The Wyoming Republican – who serves as vice chair of the House select committee investigating the attack – told CNN in an interview on Thursday that the 45th president is “guilty of the most serious dereliction of duty of any president in our nation’s history.”
“I think that we’re going to continue to follow the facts. I think the Department of Justice will do that,” Cheney added. “But they have to make decisions about prosecution, understanding what it means if the facts and the evidence are there, and they decide not to prosecute. How do we then call ourselves a nation of laws? I think that’s a very serious, serious balancing.”
The committee held eight live hearings earlier this summer laying out Trump’s attempts to overturn the 2020 election result and arguing that he deliberately incited a mob of his supporters to riot at the Capitol and stop the joint session of Congress certifying Biden’s victory on Jan. 6, 2021.
“You’ve had a federal judge in California say that it’s more likely than not that he [Trump] and John Eastman committed two crimes,” said Cheney, referring to a ruling by District Judge David Carter in March ordering Eastman to turn over more than 100 emails to the Jan. 6 panel.
The committee plans to resume its public hearings in September and Cheney said the panel may “have an opinion” about who should face criminal liability.
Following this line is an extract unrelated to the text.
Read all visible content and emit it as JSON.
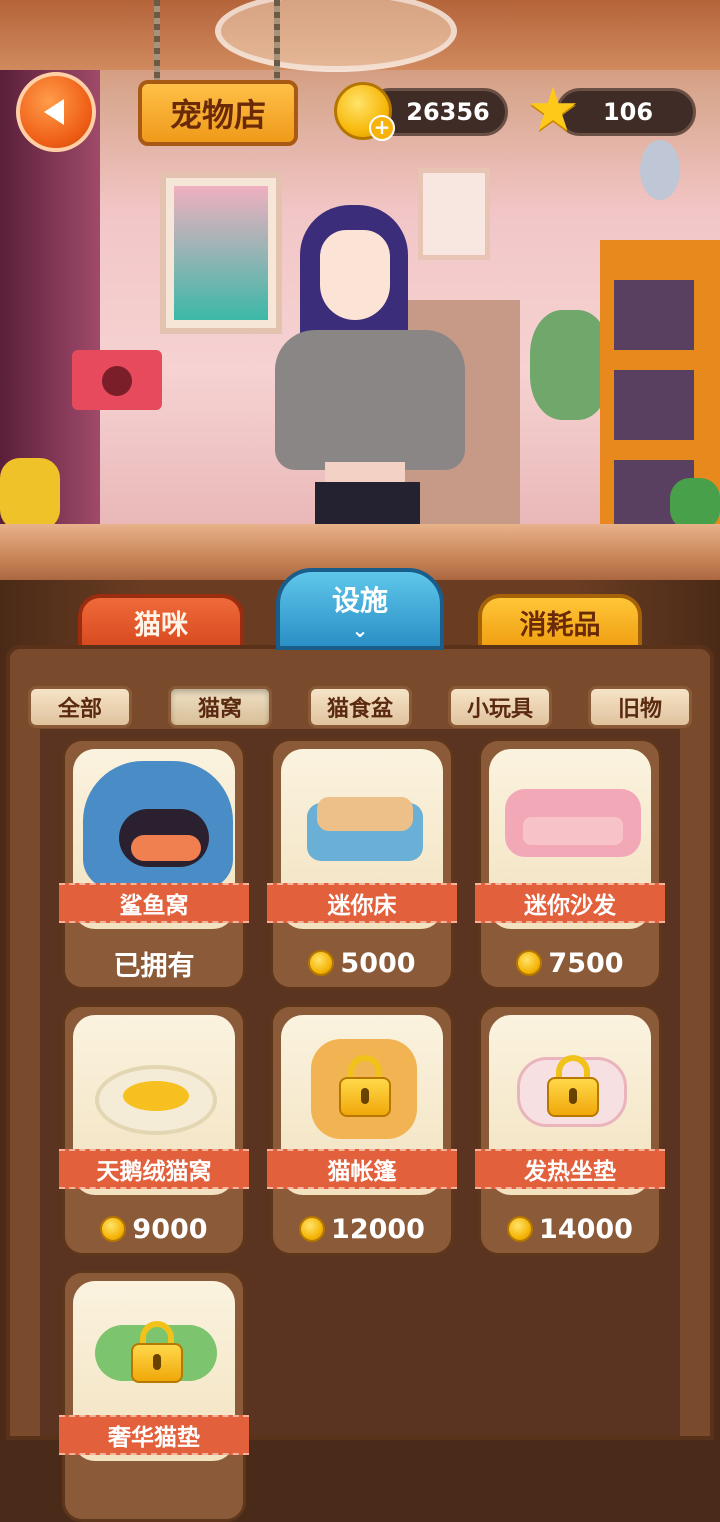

“There’s much more that we have not yet shared in hearings and that we anticipate we will share in the fall,” Cheney added. “And we will also make decisions about criminal referrals. And ultimately, the decision about prosecution’s up to the Justice Department. But I would anticipate that the committee will have an opinion on it.”
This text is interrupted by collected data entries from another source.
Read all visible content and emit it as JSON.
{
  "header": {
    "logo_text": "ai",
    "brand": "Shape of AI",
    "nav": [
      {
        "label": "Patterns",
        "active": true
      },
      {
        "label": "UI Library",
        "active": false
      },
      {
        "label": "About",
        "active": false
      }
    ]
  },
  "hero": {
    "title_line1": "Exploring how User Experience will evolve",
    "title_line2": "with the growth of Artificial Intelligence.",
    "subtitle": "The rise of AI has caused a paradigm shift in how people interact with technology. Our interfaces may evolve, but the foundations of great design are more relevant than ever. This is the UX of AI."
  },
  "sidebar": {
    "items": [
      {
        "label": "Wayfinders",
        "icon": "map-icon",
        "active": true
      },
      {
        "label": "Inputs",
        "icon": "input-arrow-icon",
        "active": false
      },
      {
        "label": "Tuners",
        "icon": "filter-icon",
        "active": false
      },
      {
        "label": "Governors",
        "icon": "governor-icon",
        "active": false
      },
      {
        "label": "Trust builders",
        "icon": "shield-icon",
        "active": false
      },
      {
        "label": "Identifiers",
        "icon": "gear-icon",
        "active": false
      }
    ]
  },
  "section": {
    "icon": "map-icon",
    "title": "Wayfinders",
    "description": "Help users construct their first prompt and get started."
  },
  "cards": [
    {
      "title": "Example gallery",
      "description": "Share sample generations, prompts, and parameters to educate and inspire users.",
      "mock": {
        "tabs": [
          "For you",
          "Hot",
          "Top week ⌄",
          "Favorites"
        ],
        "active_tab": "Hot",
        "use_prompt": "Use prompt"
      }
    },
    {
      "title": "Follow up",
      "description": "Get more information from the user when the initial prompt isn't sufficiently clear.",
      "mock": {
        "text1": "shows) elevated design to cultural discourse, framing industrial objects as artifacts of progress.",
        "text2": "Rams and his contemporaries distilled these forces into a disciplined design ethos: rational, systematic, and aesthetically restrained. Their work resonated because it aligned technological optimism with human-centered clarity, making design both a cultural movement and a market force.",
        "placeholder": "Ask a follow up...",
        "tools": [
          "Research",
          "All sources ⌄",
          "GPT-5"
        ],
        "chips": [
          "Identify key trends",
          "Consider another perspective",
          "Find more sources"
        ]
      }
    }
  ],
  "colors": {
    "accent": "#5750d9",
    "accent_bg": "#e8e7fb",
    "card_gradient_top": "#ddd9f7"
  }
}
Cheney said that the “volume of information” received by the committee has been higher than they expected, and hinted at a “more sophisticated and broader-reaching effort” by those close to Trump to pressure state officials, the Justice Department or former Vice President Mike Pence to keep the former president in power.
Cheney sat for the interview less than two weeks before she is expected to lose her House primary in Wyoming to Trump-backed challenger Harriet Hageman.
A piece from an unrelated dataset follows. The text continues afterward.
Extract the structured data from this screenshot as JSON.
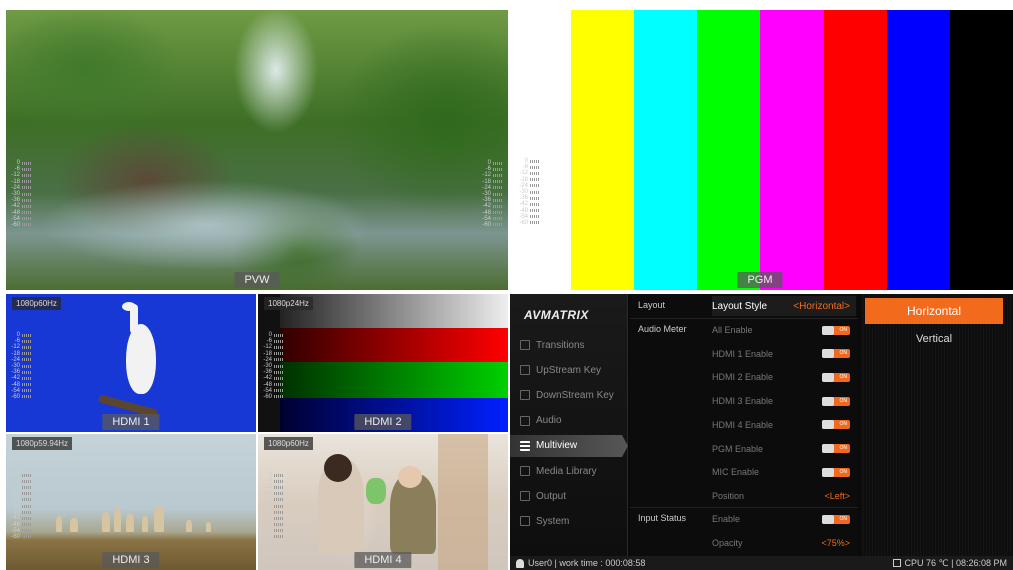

A recent Casper Star-Tribune survey gave Hageman 52% of the prospective Republican vote compared to just 30% for Cheney.
Despite the low polling numbers, Cheney remains confident in her re-election bid.
“I don’t expect to lose,” she told CNN. “I’m working hard to earn every single vote and, ultimately, I really believe that the people of Wyoming fundamentally understand how important fidelity to the Constitution is; understand how important it is that we fight for those fundamental principles on which everything else is based.”
Cheney’s father – former Vice President Dick Cheney – backed her in a campaign ad released Thursday, while taking sharp aim at Trump at the same time.
“In our nation’s 246-year history, there has never been an individual that was a greater threat to our republic than Donald Trump,” the 46th vice president said.
“He tried to steal the last election using lies and violence to keep himself in power after the voters rejected him. He is a coward. A real man wouldn’t lie to his supporters,” the elder Cheney continued. “He lost his election, and he lost big. I know that he knows it and deep down, I think most Republicans know it.”